Post by kieransan on Jun 5, 2013 6:57:12 GMT
Life on the International Space Station is luxurious. Its living accommodation is spacious, with two bathrooms, two toilets and a gym. There's also Wi-Fi, DVDs, musical instruments, even fresh fruit on a good day. Some occupants even have enough leisure time to film themselves performing David Bowie tunes.
The first US space station was rather more basic. Forty years ago this month, Skylab took off aboard a Saturn V rocket from the Kennedy Space Centre in Florida. It was a bridging mission by NASA, intended to fill the gap between the Apollo moon landings and the Space Shuttle yet to come. With only one window, drinking water that made the astronauts fart, bland food, and an on-board excrement store (for scientific purposes), it was like a garden shed to the ISS's Taj Mahal. But, garden shed or not, Skylab was home to nine astronauts in 1973 and 1974.
Back in 1973, nobody was even sure that humans could live and work in space for an extended period. By the end of that year, the station crews had racked up more hours in space than all the world's previous missions put together, and NASA had learned a lot about how weightlessness affected human physiology.

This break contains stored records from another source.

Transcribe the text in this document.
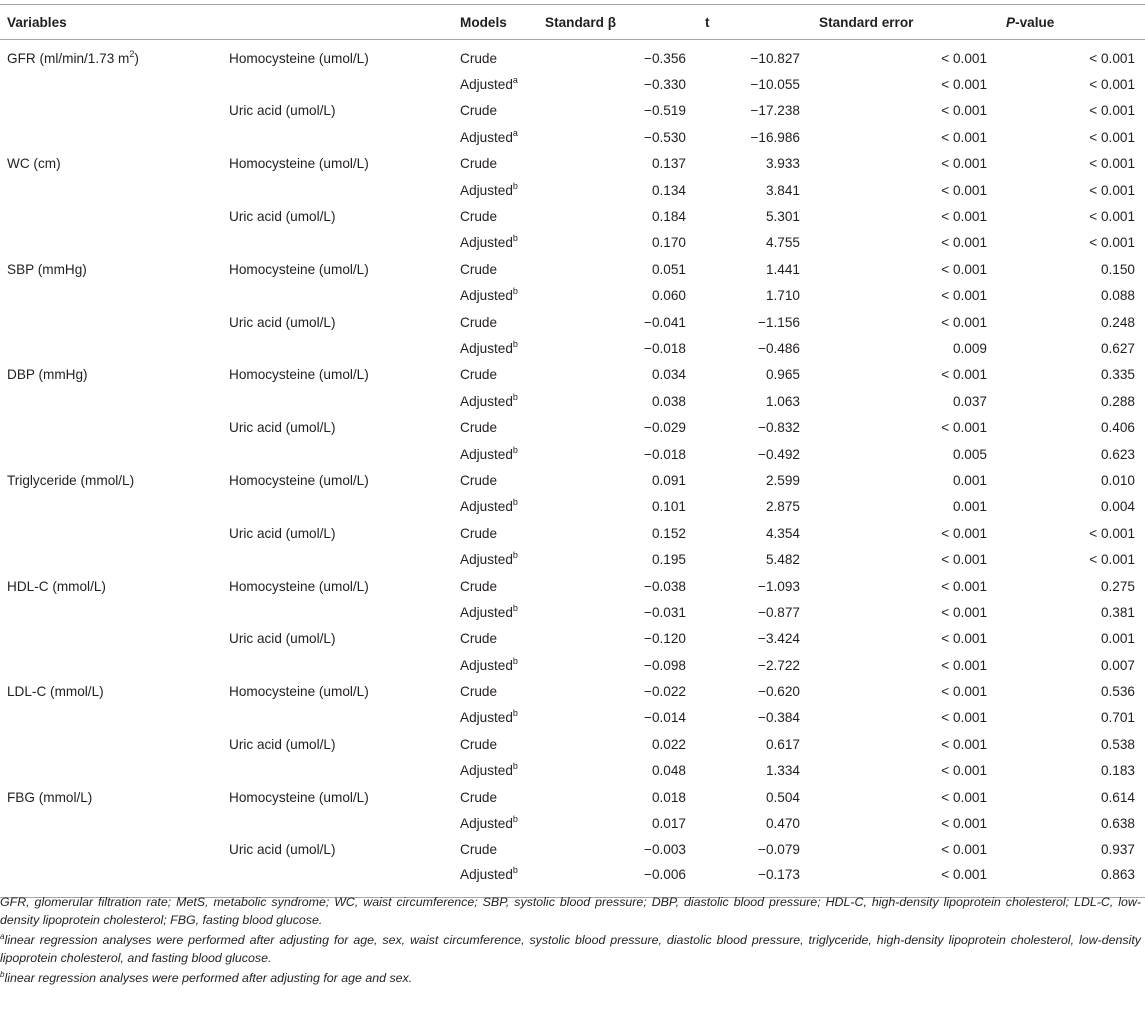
Variables		Models	Standard β	t	Standard error	P-value
GFR (ml/min/1.73 $m^2$)	Homocysteine (umol/L)	Crude	−0.356	−10.827	< 0.001	< 0.001
		Adjusted$^a$	−0.330	−10.055	< 0.001	< 0.001
	Uric acid (umol/L)	Crude	−0.519	−17.238	< 0.001	< 0.001
		Adjusted$^a$	−0.530	−16.986	< 0.001	< 0.001
WC (cm)	Homocysteine (umol/L)	Crude	0.137	3.933	< 0.001	< 0.001
		Adjusted$^b$	0.134	3.841	< 0.001	< 0.001
	Uric acid (umol/L)	Crude	0.184	5.301	< 0.001	< 0.001
		Adjusted$^b$	0.170	4.755	< 0.001	< 0.001
SBP (mmHg)	Homocysteine (umol/L)	Crude	0.051	1.441	< 0.001	0.150
		Adjusted$^b$	0.060	1.710	< 0.001	0.088
	Uric acid (umol/L)	Crude	−0.041	−1.156	< 0.001	0.248
		Adjusted$^b$	−0.018	−0.486	0.009	0.627
DBP (mmHg)	Homocysteine (umol/L)	Crude	0.034	0.965	< 0.001	0.335
		Adjusted$^b$	0.038	1.063	0.037	0.288
	Uric acid (umol/L)	Crude	−0.029	−0.832	< 0.001	0.406
		Adjusted$^b$	−0.018	−0.492	0.005	0.623
Triglyceride (mmol/L)	Homocysteine (umol/L)	Crude	0.091	2.599	0.001	0.010
		Adjusted$^b$	0.101	2.875	0.001	0.004
	Uric acid (umol/L)	Crude	0.152	4.354	< 0.001	< 0.001
		Adjusted$^b$	0.195	5.482	< 0.001	< 0.001
HDL-C (mmol/L)	Homocysteine (umol/L)	Crude	−0.038	−1.093	< 0.001	0.275
		Adjusted$^b$	−0.031	−0.877	< 0.001	0.381
	Uric acid (umol/L)	Crude	−0.120	−3.424	< 0.001	0.001
		Adjusted$^b$	−0.098	−2.722	< 0.001	0.007
LDL-C (mmol/L)	Homocysteine (umol/L)	Crude	−0.022	−0.620	< 0.001	0.536
		Adjusted$^b$	−0.014	−0.384	< 0.001	0.701
	Uric acid (umol/L)	Crude	0.022	0.617	< 0.001	0.538
		Adjusted$^b$	0.048	1.334	< 0.001	0.183
FBG (mmol/L)	Homocysteine (umol/L)	Crude	0.018	0.504	< 0.001	0.614
		Adjusted$^b$	0.017	0.470	< 0.001	0.638
	Uric acid (umol/L)	Crude	−0.003	−0.079	< 0.001	0.937
		Adjusted$^b$	−0.006	−0.173	< 0.001	0.863

GFR, glomerular filtration rate; MetS, metabolic syndrome; WC, waist circumference; SBP, systolic blood pressure; DBP, diastolic blood pressure; HDL-C, high-density lipoprotein cholesterol; LDL-C, low-density lipoprotein cholesterol; FBG, fasting blood glucose.

$^a$linear regression analyses were performed after adjusting for age, sex, waist circumference, systolic blood pressure, diastolic blood pressure, triglyceride, high-density lipoprotein cholesterol, low-density lipoprotein cholesterol, and fasting blood glucose.

$^b$linear regression analyses were performed after adjusting for age and sex.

Being in orbit, Skylab was constantly in free fall around Earth, circling at more than 25,000 kilometres an hour. The astronauts found they soon got used to the feeling, though, reporting that, bar the initial motion sickness, life was pretty normal. It was harder to adjust when coming back to terra firma. After months in space, the body's muscles waste and so the astronauts had difficulty walking.
Bad habits
The most frequent problem for returning astronauts was that they had picked up bad habits. In zero gravity there was no problem if they just let go of an object – it would float off. When they returned to Earth, such an attitude resulted in a few breakages.
Skylab's crews collected their own excretions for good reason: they brought them back to Earth so doctors could study how bodily processes change in space. Among other things, they found that peristalsis – the movement of food through the digestive tract – slowed, although not to a degree hazardous to health.
Perhaps the quirkiest thing we learned is that under weightless conditions, astronauts don't get dizzy when spun around. A seat, looking much like a dentist's chair, on board Skylab was used to spin astronauts at speed while their reactions were monitored, leading to the discovery that the inner ear needs gravity to register dizziness.
Skylab also served as the greatest solar observatory of its time, a microgravity lab, and an Earth and environment-observing facility. Yet despite all the sophistication of the labs, some of the more childish experiments proved to be the most repeated. Letting a blob of water float around the station until it struck another astronaut in the face proved to be inordinately popular. But such lessons guided future space station design, including both the Russian Mir station and the ISS. Skylab revealed the most useful places to put footholds and handles, the benefits of using Velcro in space, and the need for padded areas to avoid harm from astronauts or their instruments banging into surfaces. It also pioneered the use of zero-gravity showers, vital when you are cooped up with other humans.
Accident-prone
These insights were hard won. The mission was fraught with trouble from the start, when Skylab's meteoroid shield was accidentally deployed just after launch. It ripped away, damaging the onboard workshop's solar array. Solutions had to be found before astronauts could visit the station and, once aboard, the first crew spent much of the time on DIY fixes, including deploying a makeshift parasol to reduce solar heating. A leak in one of the engines even had the second crew on the verge of an emergency rescue until they thought up another ad hoc fix at the eleventh hour.
NASA had intended crews to continue to use Skylab after the launch of the shuttle programme, after which it was to be boosted into a higher orbit. This never came to pass, in part because intense solar activity made the atmosphere more dense where Skylab was in orbit, causing the orbit to degrade. Skylab eventually met an undignified end, burning up over the Indian Ocean and Australia in July 1979. But the trail the world's first space station blazed is what made the ISS possible today.